Space

Hubble captures "lost light" to reveal deepest look into the universe yet

The new Hubble Ultra Deep Field image reveals new details, thanks to the recovery of "lost light"
A. S. Borlaff et al. 
The new Hubble Ultra Deep Field image reveals new details, thanks to the recovery of "lost light"
A. S. Borlaff et al. 

The Hubble Space telescope has been our eye in the sky for almost 30 years, and it's still consistently producing some of the best images of the cosmos. Now, astronomers from the Instituto de Astrofísica de Canarias (IAC) have re-processed an old Hubble Ultra-Deep Field (HUDF) image to find new details. The end result is the deepest image ever taken of the universe from space.

The original HUDF was captured in 2004, as Hubble stared at a tiny patch of sky for hundreds of hours and took a long exposure shot to peer further into space than ever before. After the Wide Field Camera 3 (WFC3) was installed on the spacecraft in 2009, it too was trained on the same spot for twice as long, and extended that depth even further in a 2012 photograph.

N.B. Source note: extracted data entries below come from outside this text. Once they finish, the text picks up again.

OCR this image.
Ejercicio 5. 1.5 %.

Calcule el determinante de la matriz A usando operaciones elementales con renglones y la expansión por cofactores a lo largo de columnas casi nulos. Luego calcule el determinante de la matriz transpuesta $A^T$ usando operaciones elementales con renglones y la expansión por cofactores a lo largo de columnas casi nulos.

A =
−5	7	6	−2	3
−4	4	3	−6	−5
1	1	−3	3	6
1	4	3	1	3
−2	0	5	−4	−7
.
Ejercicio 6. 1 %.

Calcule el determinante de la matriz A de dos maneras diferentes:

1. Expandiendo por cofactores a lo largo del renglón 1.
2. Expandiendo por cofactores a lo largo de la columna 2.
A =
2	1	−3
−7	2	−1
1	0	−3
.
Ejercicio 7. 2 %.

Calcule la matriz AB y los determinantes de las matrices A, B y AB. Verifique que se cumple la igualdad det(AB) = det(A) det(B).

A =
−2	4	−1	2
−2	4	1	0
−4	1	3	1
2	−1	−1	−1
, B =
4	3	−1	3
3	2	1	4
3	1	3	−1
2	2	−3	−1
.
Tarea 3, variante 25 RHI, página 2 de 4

The new project updates that image yet again. Over the past three years, researchers at the IAC have used a new method of combining the individual images. This technique helps to recover the "lost light" that obscured some of the more faint objects.

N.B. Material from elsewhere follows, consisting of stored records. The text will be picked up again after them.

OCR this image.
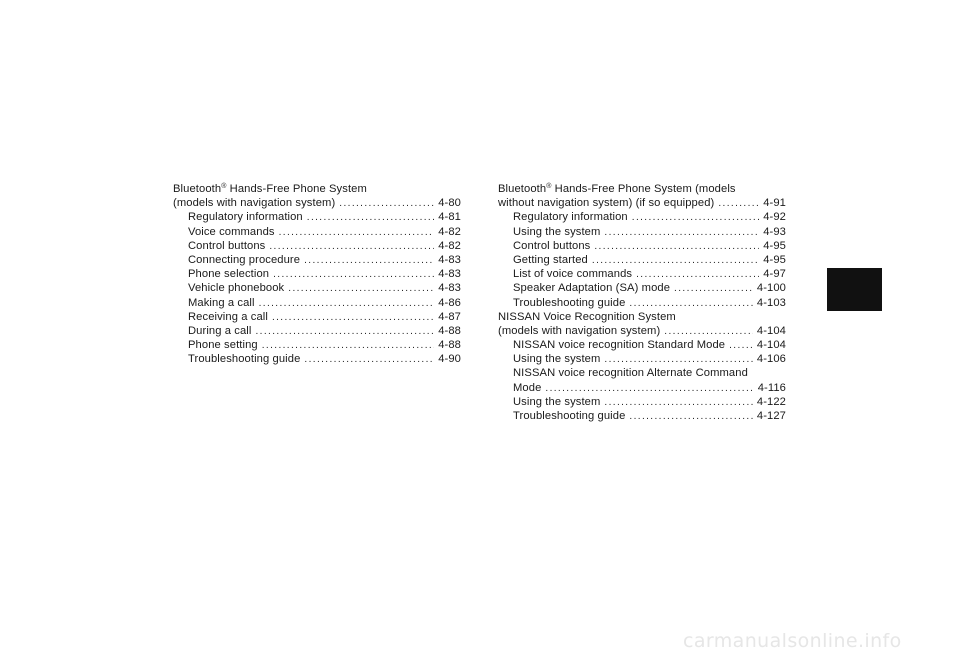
Bluetooth® Hands-Free Phone System
(models with navigation system) .....	4-80
Regulatory information .....	4-81
Voice commands .....	4-82
Control buttons .....	4-82
Connecting procedure .....	4-83
Phone selection .....	4-83
Vehicle phonebook .....	4-83
Making a call .....	4-86
Receiving a call .....	4-87
During a call .....	4-88
Phone setting .....	4-88
Troubleshooting guide .....	4-90
Bluetooth® Hands-Free Phone System (models
without navigation system) (if so equipped) .....	4-91
Regulatory information .....	4-92
Using the system .....	4-93
Control buttons .....	4-95
Getting started .....	4-95
List of voice commands .....	4-97
Speaker Adaptation (SA) mode .....	4-100
Troubleshooting guide .....	4-103
NISSAN Voice Recognition System
(models with navigation system) .....	4-104
NISSAN voice recognition Standard Mode .....	4-104
Using the system .....	4-106
NISSAN voice recognition Alternate Command
Mode .....	4-116
Using the system .....	4-122
Troubleshooting guide .....	4-127
carmanualsonline.info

The new Hubble Ultra Deep Field image reveals new details, thanks to the recovery of "lost light"
A. S. Borlaff et al. 

"What we have done is to go back to the archive of the original images, directly as observed by the HST, and improve the process of combination, aiming at the best image quality not only for the more distant smaller galaxies but also for the extended regions of the largest galaxies," says Alejandro Borlaff, lead researcher on the new study.

Over the entire final image, the team managed to recover the equivalent light of an entire galaxy – roughly 100 thousand million Suns-worth. Along with revealing new galaxies, the extra light also showed that some of the previously-spotted galaxies were up to twice as wide as once thought.

The new image is described in a paper published in the journal Astronomy & Astrophysics.